The results clearly show that our model is competitive with existing heuristics for the TSP both in terms of optimality and running time. We provide the following insights based on the experimental results.

  • LSTM vs. Explicitly forgetting: Our results suggest that keeping in memory the last three sampled actions during decoding performs on par with [1] which uses a LSTM network. More generally, this raises the question of what information is useful to take optimal decisions.

  • Results for TSP100: For TSP100 solved by our model pre-trained on TSP50 (see also Fig. 3 in Appendix), our approach performs relatively well even though it was not directly trained on the same instance size as in [1]. This suggests that our model can generalize heuristics to unseen instances.

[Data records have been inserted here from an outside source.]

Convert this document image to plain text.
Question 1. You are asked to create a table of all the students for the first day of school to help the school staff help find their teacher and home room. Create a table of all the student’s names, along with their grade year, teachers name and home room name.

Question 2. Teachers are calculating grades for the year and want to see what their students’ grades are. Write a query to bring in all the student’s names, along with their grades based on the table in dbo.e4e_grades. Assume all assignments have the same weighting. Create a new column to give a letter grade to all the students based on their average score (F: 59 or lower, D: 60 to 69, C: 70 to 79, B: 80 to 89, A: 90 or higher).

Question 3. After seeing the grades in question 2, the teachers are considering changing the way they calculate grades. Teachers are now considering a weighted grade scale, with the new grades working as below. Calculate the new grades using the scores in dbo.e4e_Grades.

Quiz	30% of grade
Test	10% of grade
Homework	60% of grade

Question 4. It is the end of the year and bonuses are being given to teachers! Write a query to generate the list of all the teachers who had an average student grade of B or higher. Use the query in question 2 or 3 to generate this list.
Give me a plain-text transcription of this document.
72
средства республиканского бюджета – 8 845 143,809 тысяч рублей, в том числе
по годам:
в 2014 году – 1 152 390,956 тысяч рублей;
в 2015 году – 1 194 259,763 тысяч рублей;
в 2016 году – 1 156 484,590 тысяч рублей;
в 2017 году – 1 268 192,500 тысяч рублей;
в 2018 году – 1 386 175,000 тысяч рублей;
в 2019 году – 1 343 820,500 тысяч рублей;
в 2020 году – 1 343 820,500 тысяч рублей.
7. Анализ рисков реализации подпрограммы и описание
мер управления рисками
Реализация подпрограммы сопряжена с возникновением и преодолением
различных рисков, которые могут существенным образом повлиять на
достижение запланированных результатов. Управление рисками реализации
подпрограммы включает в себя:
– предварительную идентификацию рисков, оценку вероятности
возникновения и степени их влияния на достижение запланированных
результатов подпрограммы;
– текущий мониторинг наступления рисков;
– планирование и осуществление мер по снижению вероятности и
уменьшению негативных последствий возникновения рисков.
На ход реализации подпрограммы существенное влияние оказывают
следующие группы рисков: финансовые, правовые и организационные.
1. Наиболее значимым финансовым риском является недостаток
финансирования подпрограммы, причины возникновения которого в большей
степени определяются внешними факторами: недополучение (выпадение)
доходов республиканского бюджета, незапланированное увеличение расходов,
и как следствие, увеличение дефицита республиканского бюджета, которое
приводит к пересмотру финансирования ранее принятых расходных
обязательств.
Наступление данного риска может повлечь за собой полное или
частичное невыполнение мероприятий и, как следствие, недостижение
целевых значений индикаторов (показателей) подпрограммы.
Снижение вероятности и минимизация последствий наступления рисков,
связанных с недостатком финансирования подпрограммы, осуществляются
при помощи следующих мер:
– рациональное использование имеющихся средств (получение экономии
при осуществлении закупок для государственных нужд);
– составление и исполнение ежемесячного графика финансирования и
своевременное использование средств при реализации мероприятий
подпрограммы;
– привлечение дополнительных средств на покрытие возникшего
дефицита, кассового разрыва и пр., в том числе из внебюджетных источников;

  • AI-OR Hybridization: As opposed to [1] which builds an end-to-end deep learning pipeline for the TSP, we combine heuristics learned by RL with local-search (2-opt) to quickly improve solutions sampled from our policy without increasing the running time during inference. Our actor together with this hybridization achieves approximately 5x speedup compared to the framework of [1].

6 Conclusion

Solving Combinatorial Optimization is difficult in general. Thanks to decades of research, solvers for the Traveling Salesman Problem (TSP) are highly efficient, able to solve large instances in a few computation time. With little engineering and no labels, Neural Networks trained with Reinforcement Learning are able to learn clever heuristics (or distribution over city permutations) for the TSP. Our code is made available on GithubFootnote 1.

We plan to investigate how to extend our model to constrained variants of the TSP, such as the TSP with time windows, an important and practical TSP variant which is much more difficult to solve. We believe that Markov Decision Processes (MDP) provide a sound framework to address feasibility in general. One contribution we would like to emphasize here is that simple heuristics can be used in conjunction with Deep Reinforcement Learning, shedding light on interesting hybridization between Artificial Intelligence (AI) and Operations Research (OR). We encourage more contributions of this type.